Flow acts as a bridge between traffic simulators (e.g. Sumo, Aimsun, ...) and reinforcement learning (RL) libraries (e.g. RLlib, Open AI, ...). It provides you with an interface that lets you train RL agents on a custom road network without having to worry about integration with the traffic simulator and the RL library. Flow creates this connection automatically. Flow also provides you with tools to analyze the trained policies.

flow充当了交通模拟器(如Sumo、Aimsun等)和增强学习(RL)库(如RLlib、Open AI等)之间的桥梁。它为您提供了一个接口，允许您在自定义道路网络上培训RL代理，而不必担心与交通模拟器和RL库的集成。Flow自动创建这个连接。Flow还为您提供了分析经过培训的策略的工具。
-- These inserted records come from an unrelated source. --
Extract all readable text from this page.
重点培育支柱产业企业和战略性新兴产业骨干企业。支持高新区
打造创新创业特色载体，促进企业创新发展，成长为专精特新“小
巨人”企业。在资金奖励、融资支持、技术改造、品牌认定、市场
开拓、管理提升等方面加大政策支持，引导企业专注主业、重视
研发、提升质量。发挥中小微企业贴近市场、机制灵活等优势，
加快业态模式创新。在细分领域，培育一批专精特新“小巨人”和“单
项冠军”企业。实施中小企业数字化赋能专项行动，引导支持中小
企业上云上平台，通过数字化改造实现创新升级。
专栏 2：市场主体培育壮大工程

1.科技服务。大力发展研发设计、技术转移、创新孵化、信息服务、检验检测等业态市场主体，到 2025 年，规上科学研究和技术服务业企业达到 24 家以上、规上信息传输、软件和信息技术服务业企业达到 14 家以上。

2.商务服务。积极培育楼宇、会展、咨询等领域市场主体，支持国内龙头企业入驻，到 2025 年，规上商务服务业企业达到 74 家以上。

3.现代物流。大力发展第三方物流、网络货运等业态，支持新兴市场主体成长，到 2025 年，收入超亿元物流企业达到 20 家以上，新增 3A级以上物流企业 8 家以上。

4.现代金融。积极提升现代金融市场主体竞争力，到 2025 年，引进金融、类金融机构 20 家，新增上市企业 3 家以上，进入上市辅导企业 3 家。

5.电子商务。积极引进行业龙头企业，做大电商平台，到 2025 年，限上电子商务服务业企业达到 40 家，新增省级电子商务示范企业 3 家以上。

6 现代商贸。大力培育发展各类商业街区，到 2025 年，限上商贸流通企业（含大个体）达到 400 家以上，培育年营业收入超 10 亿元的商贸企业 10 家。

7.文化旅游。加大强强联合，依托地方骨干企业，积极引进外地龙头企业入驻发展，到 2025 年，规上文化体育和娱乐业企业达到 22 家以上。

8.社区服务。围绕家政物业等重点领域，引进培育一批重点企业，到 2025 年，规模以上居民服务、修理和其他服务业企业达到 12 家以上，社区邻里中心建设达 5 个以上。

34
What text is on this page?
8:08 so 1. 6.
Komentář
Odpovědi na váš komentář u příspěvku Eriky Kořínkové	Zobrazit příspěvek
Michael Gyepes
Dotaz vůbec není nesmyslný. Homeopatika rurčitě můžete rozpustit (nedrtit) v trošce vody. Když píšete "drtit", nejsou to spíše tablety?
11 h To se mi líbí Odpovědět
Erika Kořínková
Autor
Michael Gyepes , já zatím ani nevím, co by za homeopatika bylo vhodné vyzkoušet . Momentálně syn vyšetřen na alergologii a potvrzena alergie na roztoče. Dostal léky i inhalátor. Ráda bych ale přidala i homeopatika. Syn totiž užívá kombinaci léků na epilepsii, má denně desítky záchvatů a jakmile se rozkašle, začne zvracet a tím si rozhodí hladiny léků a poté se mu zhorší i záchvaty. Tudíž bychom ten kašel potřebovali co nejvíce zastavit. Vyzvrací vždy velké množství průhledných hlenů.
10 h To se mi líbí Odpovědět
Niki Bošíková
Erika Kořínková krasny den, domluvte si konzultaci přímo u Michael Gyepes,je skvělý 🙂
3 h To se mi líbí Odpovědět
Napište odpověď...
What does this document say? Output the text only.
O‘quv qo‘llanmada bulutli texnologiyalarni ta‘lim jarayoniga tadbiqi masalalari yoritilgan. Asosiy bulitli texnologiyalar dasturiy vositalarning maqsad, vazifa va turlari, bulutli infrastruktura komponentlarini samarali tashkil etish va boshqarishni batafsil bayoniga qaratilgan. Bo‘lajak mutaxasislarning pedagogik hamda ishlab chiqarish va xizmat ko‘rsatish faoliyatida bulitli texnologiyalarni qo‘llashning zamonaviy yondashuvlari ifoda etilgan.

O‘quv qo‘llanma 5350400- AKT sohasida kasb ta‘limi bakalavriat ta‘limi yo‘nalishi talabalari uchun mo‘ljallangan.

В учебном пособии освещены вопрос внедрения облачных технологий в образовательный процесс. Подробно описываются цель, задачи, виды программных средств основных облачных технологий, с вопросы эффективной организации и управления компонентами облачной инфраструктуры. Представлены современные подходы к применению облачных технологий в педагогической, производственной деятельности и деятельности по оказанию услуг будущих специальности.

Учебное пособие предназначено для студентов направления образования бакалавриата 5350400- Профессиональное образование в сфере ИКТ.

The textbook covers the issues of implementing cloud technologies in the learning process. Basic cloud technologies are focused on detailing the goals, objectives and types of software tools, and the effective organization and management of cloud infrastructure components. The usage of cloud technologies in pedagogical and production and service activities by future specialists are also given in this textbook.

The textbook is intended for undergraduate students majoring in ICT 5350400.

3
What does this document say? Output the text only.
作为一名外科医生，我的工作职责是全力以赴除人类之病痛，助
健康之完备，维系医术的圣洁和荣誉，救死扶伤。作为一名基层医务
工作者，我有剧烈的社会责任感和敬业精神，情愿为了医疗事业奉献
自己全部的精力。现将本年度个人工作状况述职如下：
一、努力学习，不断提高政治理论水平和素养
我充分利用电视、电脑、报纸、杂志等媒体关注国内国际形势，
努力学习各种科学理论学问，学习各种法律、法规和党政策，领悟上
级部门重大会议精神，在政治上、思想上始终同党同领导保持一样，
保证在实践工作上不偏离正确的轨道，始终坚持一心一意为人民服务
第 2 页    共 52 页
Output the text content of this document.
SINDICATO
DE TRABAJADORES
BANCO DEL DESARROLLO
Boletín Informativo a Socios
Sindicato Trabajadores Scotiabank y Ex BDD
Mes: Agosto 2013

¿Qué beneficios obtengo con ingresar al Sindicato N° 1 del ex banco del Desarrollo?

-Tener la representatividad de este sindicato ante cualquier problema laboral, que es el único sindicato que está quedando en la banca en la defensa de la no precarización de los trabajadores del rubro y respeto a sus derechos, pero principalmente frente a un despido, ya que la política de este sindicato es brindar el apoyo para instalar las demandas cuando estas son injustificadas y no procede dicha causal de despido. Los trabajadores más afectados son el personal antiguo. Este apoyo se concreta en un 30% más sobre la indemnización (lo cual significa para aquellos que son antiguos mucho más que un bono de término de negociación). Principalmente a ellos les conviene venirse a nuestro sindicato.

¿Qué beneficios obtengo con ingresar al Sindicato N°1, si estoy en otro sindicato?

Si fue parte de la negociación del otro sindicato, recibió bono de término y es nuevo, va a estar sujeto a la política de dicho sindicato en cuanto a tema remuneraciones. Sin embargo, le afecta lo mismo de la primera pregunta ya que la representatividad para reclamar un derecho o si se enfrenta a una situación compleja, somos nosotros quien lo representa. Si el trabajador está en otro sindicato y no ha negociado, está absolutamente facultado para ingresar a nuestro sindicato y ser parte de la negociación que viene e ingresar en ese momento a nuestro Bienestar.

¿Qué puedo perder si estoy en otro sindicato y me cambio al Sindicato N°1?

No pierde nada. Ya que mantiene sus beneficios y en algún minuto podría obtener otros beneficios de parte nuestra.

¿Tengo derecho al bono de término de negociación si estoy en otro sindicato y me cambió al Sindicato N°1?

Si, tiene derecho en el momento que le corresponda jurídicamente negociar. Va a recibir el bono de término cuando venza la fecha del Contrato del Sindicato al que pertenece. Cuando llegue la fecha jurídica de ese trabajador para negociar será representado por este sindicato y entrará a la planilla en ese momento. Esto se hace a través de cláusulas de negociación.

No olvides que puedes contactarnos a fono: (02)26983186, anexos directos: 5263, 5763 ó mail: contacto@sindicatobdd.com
### Running Flow without training

All you need to run Flow is a network. 

- <u>**a network**</u>: this is basically the term we use to talk about a road network. A network is a class that contains information about the road network on which your agents will be trained. It describes the roads (position, size, number of lanes, speed limit, ...), the connections between the roads (junctions, intersections, ...), and possibly other information (traffic lights, ...).

这基本上是我们用来谈论道路网络的术语。网络是一个包含有关您的代理将在其上接受培训的道路网络的信息的类。它描述道路(位置，大小，车道数，限速，…)，道路之间的连接(交叉口，…)，可能还有其他信息(交通灯，…)。

Once you have defined this class, the next step is to set up the parameters of the simulation. These include, non-exhaustively, name of the simulation, the network to use, the simulator to use _(SUMO, Aimsun, ...)_, the vehicles and/or traffic lights to add to the network, etc.

一旦您定义了这个类，下一步就是设置模拟的参数。这些参数包括仿真的名称、要使用的网络、要使用的模拟器_(SUMO、Aimsun、…)_、要添加到网络中的车辆和/或交通灯等。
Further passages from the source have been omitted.